Metadata is often defined as ‘data about data’. High-quality metadata is important in making data FAIR:

  • Findable: metadata is the starting point for searching data collections. For example, if we want to find data in a particular language, this will only be possible for data that has a language recorded in its metadata. (Tracking languages is in itself problematic, see example.)
  • Accessible: access conditions that apply to data should be part of the associated metadata.
  • Interoperable: information about the format of data and whether it requires specific software to be usable should be part of the associated metadata.
  • Reusable: all of the aspects of metadata mentioned above contribute to making data reusable. The more we know about some data, the easier it is to know whether it will be useful to us or not.

RO-Crates in general have basic metadata requirements, but it is possible to specify a profile for crates for specific purposes. LDaCA is developing such a profile for our data; we are basing this largely on previous work in the area. An important aspect of the RO-Crate approach is that it uses the principles of Linked Open Data. This means that terms used in our metadata will (whenever possible) link to an openly available definition. In developing the profile, we are drawing on two existing attempts to provide vocabularies for describing language data.
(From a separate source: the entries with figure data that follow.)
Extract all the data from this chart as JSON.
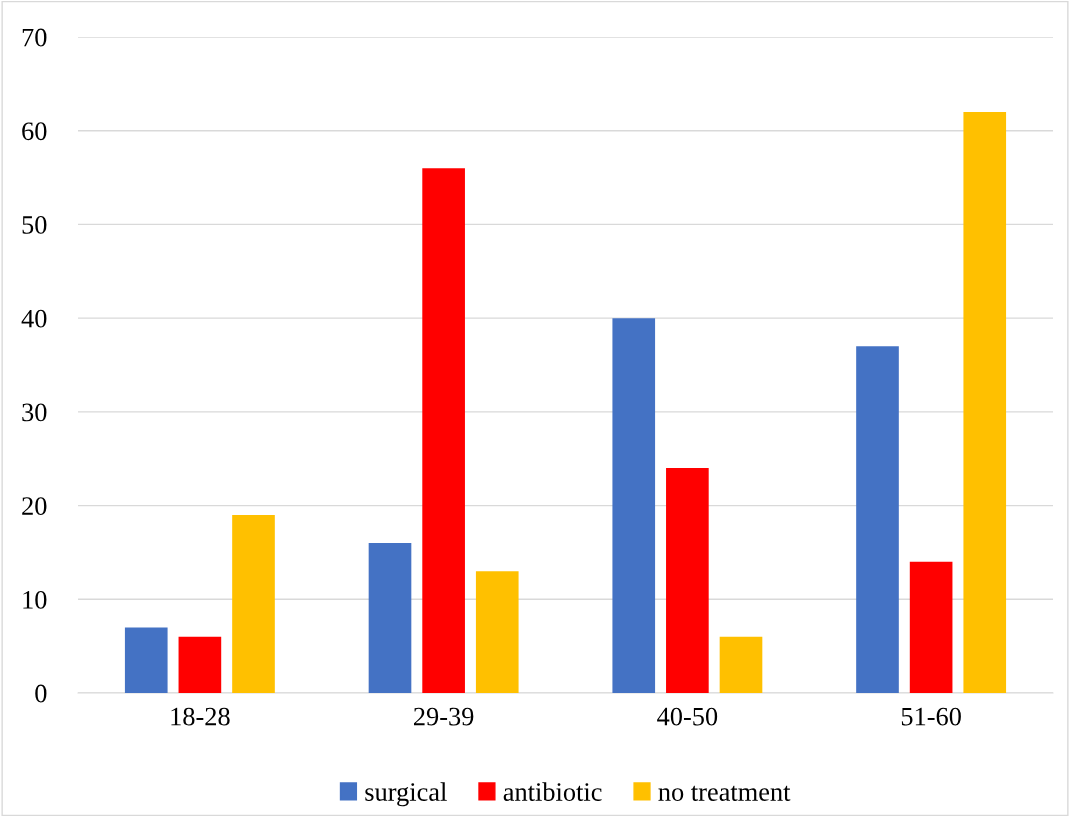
{
  "chart_data": {
    "type": "bar",
    "categories": [
      "18-28",
      "29-39",
      "40-50",
      "51-60"
    ],
    "series": [
      {
        "name": "surgical",
        "color": "#4472c4",
        "values": [
          7,
          16,
          40,
          37
        ]
      },
      {
        "name": "antibiotic",
        "color": "#ff0000",
        "values": [
          6,
          56,
          24,
          14
        ]
      },
      {
        "name": "no treatment",
        "color": "#ffc000",
        "values": [
          19,
          13,
          6,
          62
        ]
      }
    ],
    "ylim": [
      0,
      70
    ],
    "yticks": [
      0,
      10,
      20,
      30,
      40,
      50,
      60,
      70
    ],
    "grid": "y",
    "legend": "bottom"
  }
}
The Open Language Archives Community is an international partnership of institutions and individuals; one of their activities is developing consensus on best current practice for the digital archiving of language resources and this includes making recommendations for metadata. The OLAC metadata scheme is based on Dublin Core (DC), a widely used general metadata schema. OLAC have suggested refinements and extensions of the DC base which make it more useful for describing language resources.


The Component Metadata Infrastructure was developed within the CLARIN project. It draws on the earlier ISLE Metadata Initiative (IMDI), but where IMDI attempted to specify a comprehensive scheme for (multimodal) language data, CMDI adopts a more flexible approach where components are assembled into reusable profiles. This is very similar to the RO-Crate approach described above but with an important difference: the components of a CMDI profile are all drawn from a central registry, whereas components of an RO-Crate profile come from any linkable location.

LDaCA’s vocabulary for describing language data is available in our Github repository. A presentation with more explanation and exemplification of the vocabulary is under development.